Suppose that $X$ and $Y$ are Banach spaces, and $D ⊂ X$ is a linear subspace, which may not be closed. Suppose that $T : D → Y$ has a closed graph (in $X\times Y$), and is $1-1$ and onto. If $D$ is not closed, then $T$ need not be continuous. Prove, however, that $T^{−1} : Y → X$ is continuous.
This should be true for any linear spaces $D$ since you can always take $X$ to be the completion of $D$. I just don't know how to use the property of closed graph, since $D$ is not necessarily Banach..
In fact I misunderstood the problem at a first glance. I thought T has a closed graph in $D\times Y$ but not necessarily in $X\times Y$.. Now it's just a direct application of closed graph theorem.

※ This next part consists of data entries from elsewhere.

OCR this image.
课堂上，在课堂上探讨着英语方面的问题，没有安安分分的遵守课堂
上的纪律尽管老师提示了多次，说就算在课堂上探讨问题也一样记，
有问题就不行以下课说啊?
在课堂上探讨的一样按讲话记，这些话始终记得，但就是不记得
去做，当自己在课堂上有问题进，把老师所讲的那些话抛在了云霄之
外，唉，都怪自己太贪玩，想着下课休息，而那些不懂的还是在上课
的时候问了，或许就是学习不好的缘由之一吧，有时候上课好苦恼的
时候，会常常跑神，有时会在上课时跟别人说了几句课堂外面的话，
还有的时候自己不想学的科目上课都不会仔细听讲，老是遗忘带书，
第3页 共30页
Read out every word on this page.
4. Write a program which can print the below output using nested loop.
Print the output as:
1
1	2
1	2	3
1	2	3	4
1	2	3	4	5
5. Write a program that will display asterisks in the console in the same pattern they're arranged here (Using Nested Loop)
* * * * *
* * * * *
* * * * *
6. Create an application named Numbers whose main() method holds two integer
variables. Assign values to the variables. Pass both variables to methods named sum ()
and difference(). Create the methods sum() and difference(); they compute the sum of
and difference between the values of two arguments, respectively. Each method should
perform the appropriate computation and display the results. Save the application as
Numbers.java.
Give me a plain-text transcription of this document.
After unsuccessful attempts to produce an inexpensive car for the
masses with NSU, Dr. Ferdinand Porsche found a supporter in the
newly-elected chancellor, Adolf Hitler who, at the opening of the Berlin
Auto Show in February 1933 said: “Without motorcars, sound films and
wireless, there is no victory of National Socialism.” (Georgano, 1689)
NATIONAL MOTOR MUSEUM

Note that $T$ is equal to the composite $D\rightarrow\Gamma(T)\rightarrow Y$ (with $\Gamma(T)\rightarrow Y$ the projection, which is bijective and continuous), and that since $T$ has closed graph $\Gamma(T)$, $\Gamma(T)$ is a Banach space (for it is a closed subspace of the Banach space $X\times Y$). Then $T^{-1}$ is the composite of continuous maps $Y\rightarrow\Gamma(T)\rightarrow D$ with $Y\rightarrow\Gamma(T)$ the inverse of the projection (continuous by general principles).